Esquibel recoils in horror. Without a word she picks up her gear and places it on the last unclaimed platform. Then she helps Flavia and Pradeep drag their platforms as far away from the ferns as they can get, to the far side of the beach where the platforms of Katrina, Triquet, Alonso, and Amy cluster beside the bunker.
Amy overheard their argument over the quiet surf and wind. Solicitous, she calls out, “You know, Esquibel, the distribution of coconut crabs reaches the Indian Ocean. They might be familiar. Have you ever seen any on Kenyan beaches?”
Esquibel pulls her platform grimly along the beach. “How would I know? I’m from Nairobi. Have they attacked anyone yet?”
Jay, the only one left on the west side of the camp, swings in his hammock and calls out, “As far as we can tell they’re afraid of us. They scuttled into these ferns and haven’t been seen since.”
Alonso watches them labor, silhouetted by the orange of the sunset. Their voices soothe him and the jaggedness inside him eases, giving him respite. After a moment, another figure steps in front of the sunset, facing him. He smiles. “Ah. Katrina Oksana.”

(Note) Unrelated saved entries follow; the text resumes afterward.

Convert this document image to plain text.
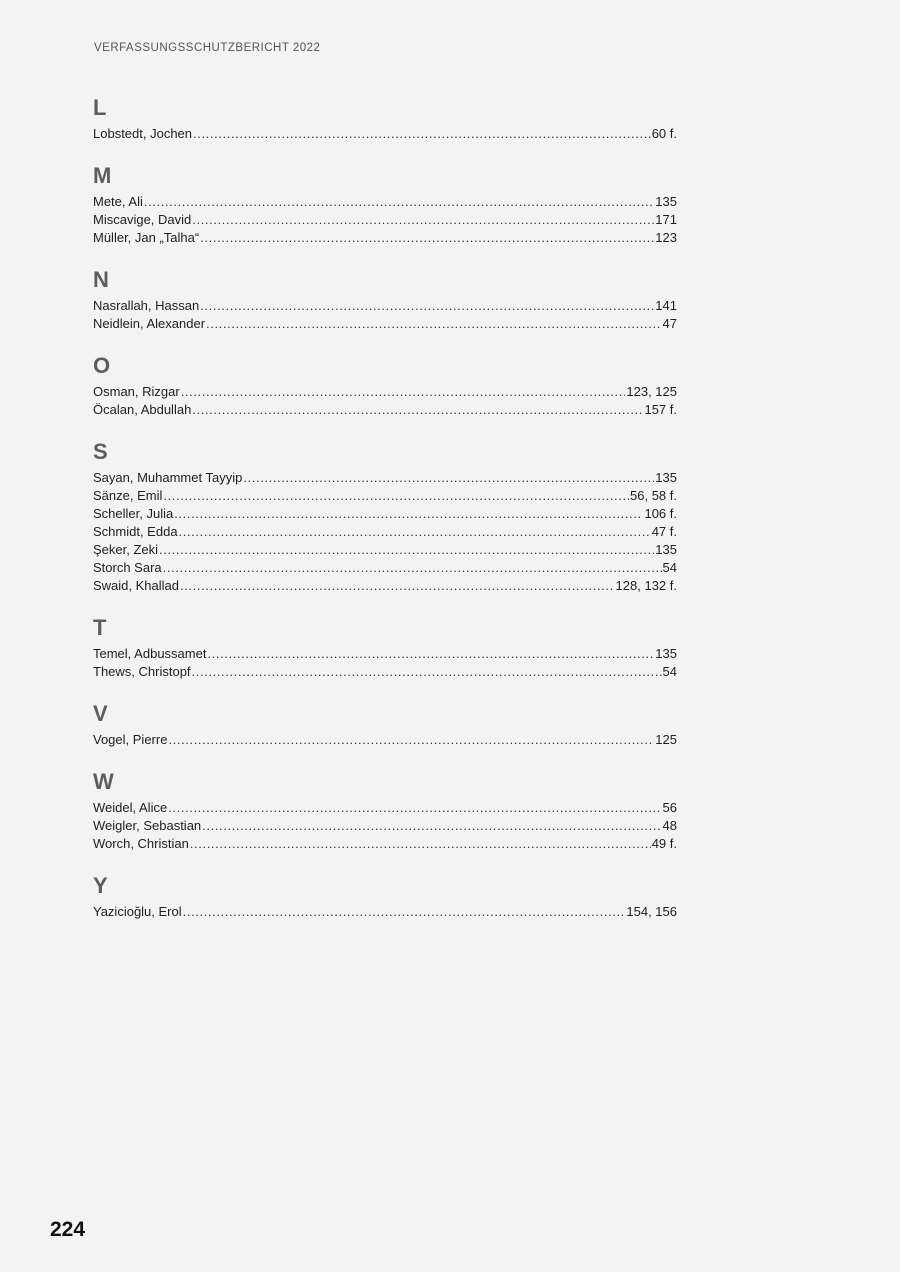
VERFASSUNGSSCHUTZBERICHT 2022
L
Lobstedt, Jochen .....	60 f.
M
Mete, Ali .....	135
Miscavige, David .....	171
Müller, Jan „Talha“ .....	123
N
Nasrallah, Hassan .....	141
Neidlein, Alexander .....	47
O
Osman, Rizgar .....	123, 125
Öcalan, Abdullah .....	157 f.
S
Sayan, Muhammet Tayyip .....	135
Sänze, Emil .....	56, 58 f.
Scheller, Julia .....	106 f.
Schmidt, Edda .....	47 f.
Şeker, Zeki .....	135
Storch Sara .....	54
Swaid, Khallad .....	128, 132 f.
T
Temel, Adbussamet .....	135
Thews, Christopf .....	54
V
Vogel, Pierre .....	125
W
Weidel, Alice .....	56
Weigler, Sebastian .....	48
Worch, Christian .....	49 f.
Y
Yazicioğlu, Erol .....	154, 156
224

“Señor Alonso.” In the fading light the young woman is like some mythical naiad emerging from the surf. She searches his face. “Mucho gusto. Amazing to meet you in the flesh.”
He laughs. “Ai, Dios mío, you have an Aussie accent. Of course. I never knew. All the times I thought I heard your voice in my head. It was completely wrong. And you’re just so, ehh…”
She laughs and swings her ponytail of straight auburn hair. “I know. I look sixteen. But don’t worry. I’ll be twenty-three this summer. I can take care of myself out here. I promise. Thank you so much for this. For everything.”
“No, it is I who must thank you. From the bottom of my heart. You were my only light for far too long in the darkness. You must tell me. How is Pavel? It was Gerasim’s last question.”
“Getting better. Every day. He still doesn’t really leave the house but now he has our mom to take care of him. She just retired and gave me a break so I can do this. With Pavel, it’s just day to day.”
“Yes. Yes, I know it is.”
Katrina seizes his hand. They share hot, bitter tears.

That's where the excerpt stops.